I mean, sure, people can go into any subject, but... if they're to succeed?

As a society we have purposely shaped the way we do STEM so that it can be carried out by an army of employees trained to do relatively simple tasks. It is much better for a company to hire 15 people to do one thing, than to hire one brilliant person to do the same.

The extra cost is just passed on to the consumer, and you gain predictability and managerial prestige.

As an example, Amazon had twice as many people working just on Alexa as there are employees total at JPL. And JPL designs, engineers, builds and operates dozens of groundbreaking spacecraft, including several space telescopes, Mars rovers, and the Voyager programme. JPL needs people with substantial internal motivation, Amazon et al. do not.

> As a society we have purposely shaped the way we do STEM so that it can be carried out by an army of employees trained to do relatively simple tasks.

I see no purposeful force "shaping" this.

> It is much better for a company to hire 15 people to do one thing, than to hire one brilliant person to do the same.

They would hire the one brilliant person if they could.
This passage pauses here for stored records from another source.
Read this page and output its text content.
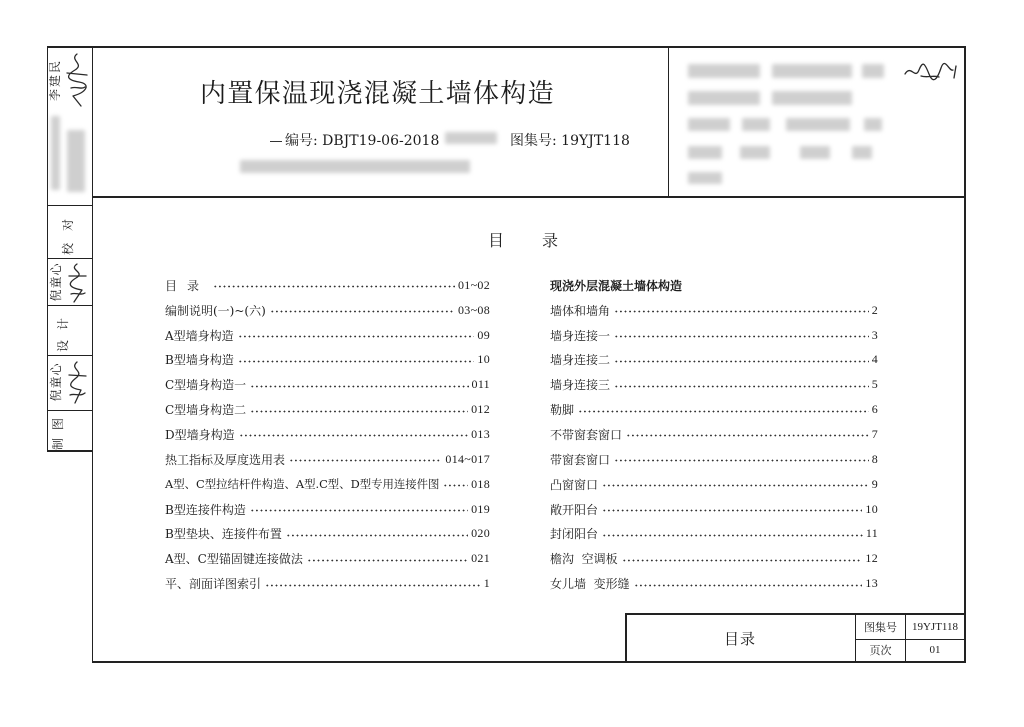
李建民
校对
倪童心
设计
倪童心
制图
内置保温现浇混凝土墙体构造
编号: DBJT19-06-2018	图集号: 19YJT118
目录
目录	01~02
编制说明(一)~(六)	03~08
A型墙身构造	09
B型墙身构造	10
C型墙身构造一	011
C型墙身构造二	012
D型墙身构造	013
热工指标及厚度选用表	014~017
A型、C型拉结杆件构造、A型.C型、D型专用连接件图	018
B型连接件构造	019
B型垫块、连接件布置	020
A型、C型锚固键连接做法	021
平、剖面详图索引	1
现浇外层混凝土墙体构造
墙体和墙角	2
墙身连接一	3
墙身连接二	4
墙身连接三	5
勒脚	6
不带窗套窗口	7
带窗套窗口	8
凸窗窗口	9
敞开阳台	10
封闭阳台	11
檐沟  空调板	12
女儿墙  变形缝	13
目录
图集号	19YJT118
页次	01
The trouble is finding them.

Also, brilliant is not the same thing as enjoying the work.

perhaps he wasn't. clearly we are at an impasse

Maybe put some value and engage with someone's articulation of their personal experience as opposed to simply dismissing it because it does not comport with your world view.

What did I dismiss?

By all accounts they sounds quite successful as well as appreciative of their undergraduate advisor.
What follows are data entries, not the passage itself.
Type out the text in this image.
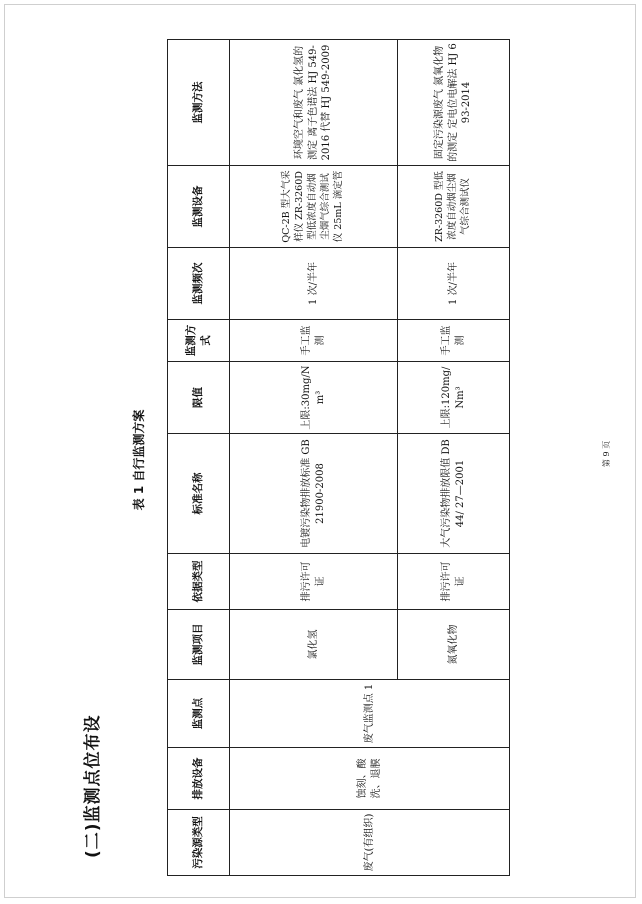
(二)监测点位布设
表 1 自行监测方案	第 9 页
污染源类型	排放设备	监测点	监测项目	依据类型	标准名称	限值	监测方式	监测频次	监测设备	监测方法
废气(有组织)	蚀刻、酸洗、退膜	废气监测点 1	氯化氢	排污许可证	电镀污染物排放标准 GB 21900-2008	上限:30mg/Nm³	手工监测	1 次/半年	QC-2B 型大气采样仪 ZR-3260D 型低浓度自动烟尘烟气综合测试仪 25mL 滴定管	环境空气和废气 氯化氢的测定 离子色谱法 HJ 549-2016 代替 HJ 549-2009
			氮氧化物	排污许可证	大气污染物排放限值 DB44/ 27—2001	上限:120mg/Nm³	手工监测	1 次/半年	ZR-3260D 型低浓度自动烟尘烟气综合测试仪	固定污染源废气 氮氧化物的测定 定电位电解法 HJ 693-2014
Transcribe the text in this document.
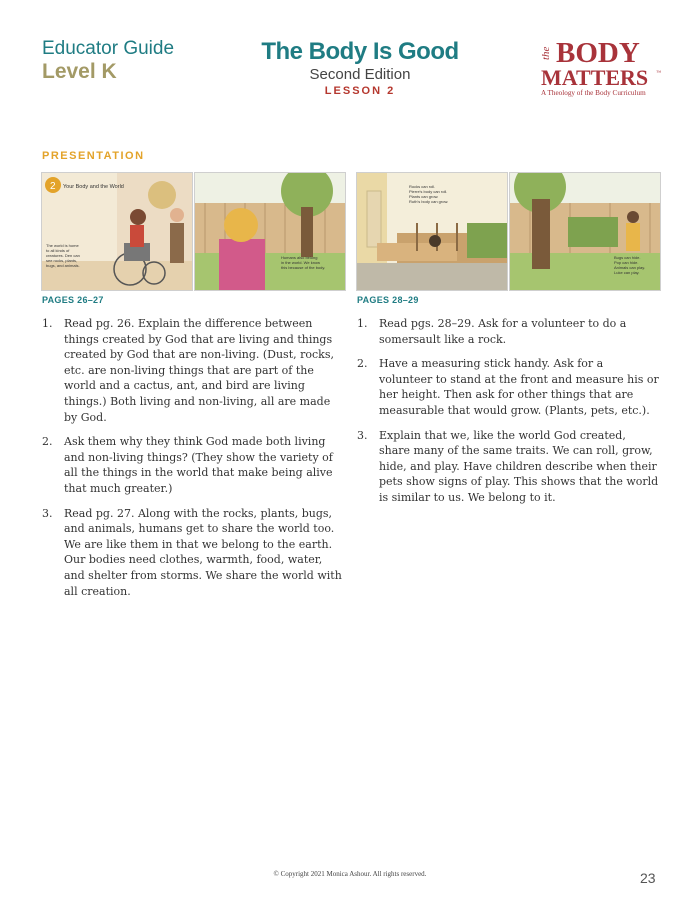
Educator Guide
Level K
The Body Is Good
Second Edition
LESSON 2
the BODY
MATTERS ™
A Theology of the Body Curriculum
PRESENTATION
2 Your Body and the World
The world is home
to all kinds of
creatures. Den can
see rocks, plants,
bugs, and animals.
Humans also belong
in the world. We know
this because of the body.
Rocks can roll.
Pierre's body can roll.
Plants can grow.
Ruth's body can grow.
Bugs can hide.
Pop can hide.
Animals can play.
Luke can play.
PAGES 26–27
1. Read pg. 26. Explain the difference between things created by God that are living and things created by God that are non-living. (Dust, rocks, etc. are non-living things that are part of the world and a cactus, ant, and bird are living things.) Both living and non-living, all are made by God.
2. Ask them why they think God made both living and non-living things? (They show the variety of all the things in the world that make being alive that much greater.)
3. Read pg. 27. Along with the rocks, plants, bugs, and animals, humans get to share the world too. We are like them in that we belong to the earth. Our bodies need clothes, warmth, food, water, and shelter from storms. We share the world with all creation.
PAGES 28–29
1. Read pgs. 28–29. Ask for a volunteer to do a somersault like a rock.
2. Have a measuring stick handy. Ask for a volunteer to stand at the front and measure his or her height. Then ask for other things that are measurable that would grow. (Plants, pets, etc.).
3. Explain that we, like the world God created, share many of the same traits. We can roll, grow, hide, and play. Have children describe when their pets show signs of play. This shows that the world is similar to us. We belong to it.
© Copyright 2021 Monica Ashour. All rights reserved.	23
Engage in their experience? See above. Should I have snuck in there somewhere “nice job kind gentle person, you succeeded” or something?

What world view is that?

Not to be flippant but the saying "when you're robbing peter to pay paul, you can always count on the support of paul" comes to mind. Maybe you really are a super qualified researcher that is doing great work, but all I see as the result of this DEI stuff is sinecures and make work jobs and generally lower standards across the board. (e.g. the former harvard president, or the current press secretary)

I dont think anyone would have a problem with DEI if it was about identifying unrecognized talent and making sure it got the proper attention. Thats not what it is right now.

How was the outreach aimed at you different than the outreach aimed at any other students?
It's not about treating students differently. Rather it's about where you spend your limited resources for outreach.

For example, during my PhD I did outreach in both elementary and middle schools where teachers said there were skills gaps they needed help with. The demographics in some of those schools happened to be such that 80-90% of the students were black and brown.

That's not really DEI. That's just targeting schools with skills gaps, and it might have turned out to be mostly white. To be DEI, they'd have to be chosen because of ethnicity, gender, etc.
DEI is applied broadly, for example here's a list of demographics targeted for DEI from one of Biden's executive orders [1]:

  The initiative will advance opportunity for communities that have historically faced employment discrimination and professional barriers, including: people of color; women; first-generation professionals and immigrants; individuals with disabilities; LGBTQ+ individuals; Americans who live in rural areas; older Americans who face age discrimination when seeking employment; parents and caregivers who face employment barriers; people of faith who require religious accommodations at work; individuals who were formerly incarcerated; and veterans and military spouses.
[1]: https://www.whitehouse.gov/briefing-room/statements-releases...
Unsurprisingly, "poor people" are not targeted for help.
Nor "people who are doing badly at school".
I think if more DEI efforts were expressed as programs like this, there would be a lot less backlash.